Top im Job: Was es für Vorgesetzte heißt, gesund zu führen, erklärt Businesscoach Miriam Born

"Führungskräfte unterschätzen oft, welche Wirkung sie auf ihre Mitarbeiter haben", sagt Miriam Born, Business- und Gesundheitscoach. Denn Führungskräfte sind Vorbild und Stimmungsmacher. "Die Laune des Chefs färbt aufs Team ab", sagt Born. "Ein schlecht gelaunter Chef macht das Team krank."

Bester Beweis dafür, wie eng gute Führung und die Gesundheit der Mitarbeiter zusammenhängen: "Führungskräfte, die ihre Abteilung gewechselt haben, verzeichnen in ihrem Team nach kurzer Zeit wieder einen ähnlichen Krankenstand wie in ihrer vorherigen Position", sagt Born.

Ein guter Vorgesetzter, einer, der "gesund führt", wie die Trainerin es nennt, ist sich darum seiner eigenen Ansprüche und Grenzen bewusst. Wie gehe ich selbst mit Druck um? Kann ich mich gegen Druck von oben abgrenzen?, seien wichtige Fragen. "Auf mich selbst zu achten heißt aber auch, dass ich mich nicht krank zur Arbeit schleppe", sagt die Stressexpertin. "Andernfalls setze ich damit die Regel, dass in meinem Team krank gearbeitet wird."

Diesen Präsentismus hält sie ohnehin für ein Problem in Unternehmen: "Studien haben ergeben, dass Mitarbeiter, die krank zur Arbeit kommen, das Unternehmen doppelt so viel kosten, als wenn sie zu Hause bleiben würden", erklärt Born. "Ihre Leistungs- und Regenerationsfähigkeit sinkt, und sie riskieren damit, längerfristig auszufallen. Nur anwesende Mitarbeiter sind daher noch keine Garantie für eine erhöhte Produktivität des Unternehmens."
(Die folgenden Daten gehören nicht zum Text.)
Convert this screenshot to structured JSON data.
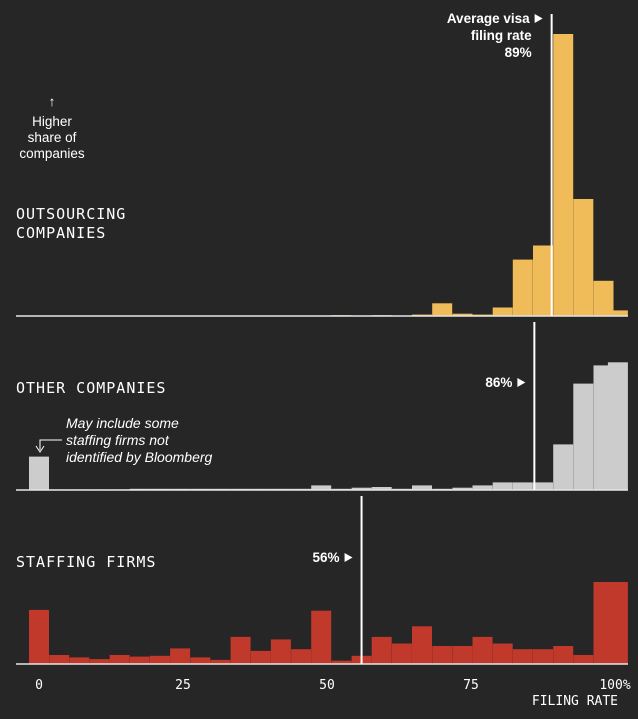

Auf sich selbst zu achten heißt für Chefs aber auch, sich bewusst zu sein, dass man unter Stress zum Tunnelblick neigt und zu wenig mit den Mitarbeitern kommuniziert. Darum sollte es für Führungskräfte selbstverständlich werden, ihre eigenen Fähigkeiten zur Stressbewältigung auszubauen, findet Born. "Denn als Vorgesetzter muss ich immer in der Lage sein, meinen Mitarbeitern den Rücken zu stärken. Auch gegen meine eigenen Vorgesetzten oder die Geschäftsleitung."

Zum Beispiel mit einem klaren Stoppzeichen: "Dieses Projekt können wir zusätzlich nicht auch noch übernehmen", sagt Born. "Wenn Führungskräfte keine Grenzen ziehen, wird es niemand tun. Und wer selbst im Stressmodus läuft, schafft das nicht."

Zur gesunden Führung gehöre es außerdem, auch Privatem gegenüber Interesse zu zeigen, sagt die Trainerin. "Jemand hat eine neue Frisur? Warum nicht auch das bemerken?" Außerdem sollten nicht nur mit Langzeiterkrankten Rückkehrgespräche geführt werden. "Egal ob jemand ein paar Tage krank oder auf einer Fortbildung war, die Führungskraft sollte im Anschluss in jedem Fall kurz mit dem Mitarbeiter sprechen."

Außerdem rät die Diplom-Pädagogin Führungskräften dazu, nicht nur auf die Fehler ihres Teams zu schauen. "Mehr loben als kritisieren", sagt sie. Das lasse Mitarbeiter die Anerkennung ihrer Arbeit spüren. Zwar gebe es auch Mitarbeiter, bei denen man nicht wisse, was man loben soll. "Jeden Mitarbeiter kann man aber wertschätzen und sich bei ihm fürs Engagement bedanken."

Ab und zu sollten sich Chefs aber auch Feedback holen. Born: "So erfahre ich, wie anerkannt sich die Mitarbeiter vom Unternehmen fühlen und wie zufrieden sie mit mir sind." Nicht zuletzt kann man dabei mit den Mitarbeitern auch über ihren Stresslevel sprechen. "Oft unterbleibt das, weil die Führungskraft Angst hat, eine Schleuse zu öffnen, die sie dann nicht mehr beherrschen kann." Unsinn: "Der Stress ist trotzdem da und wirkt auf meine Mitarbeiter, auch wenn ich ihn tabuisiere."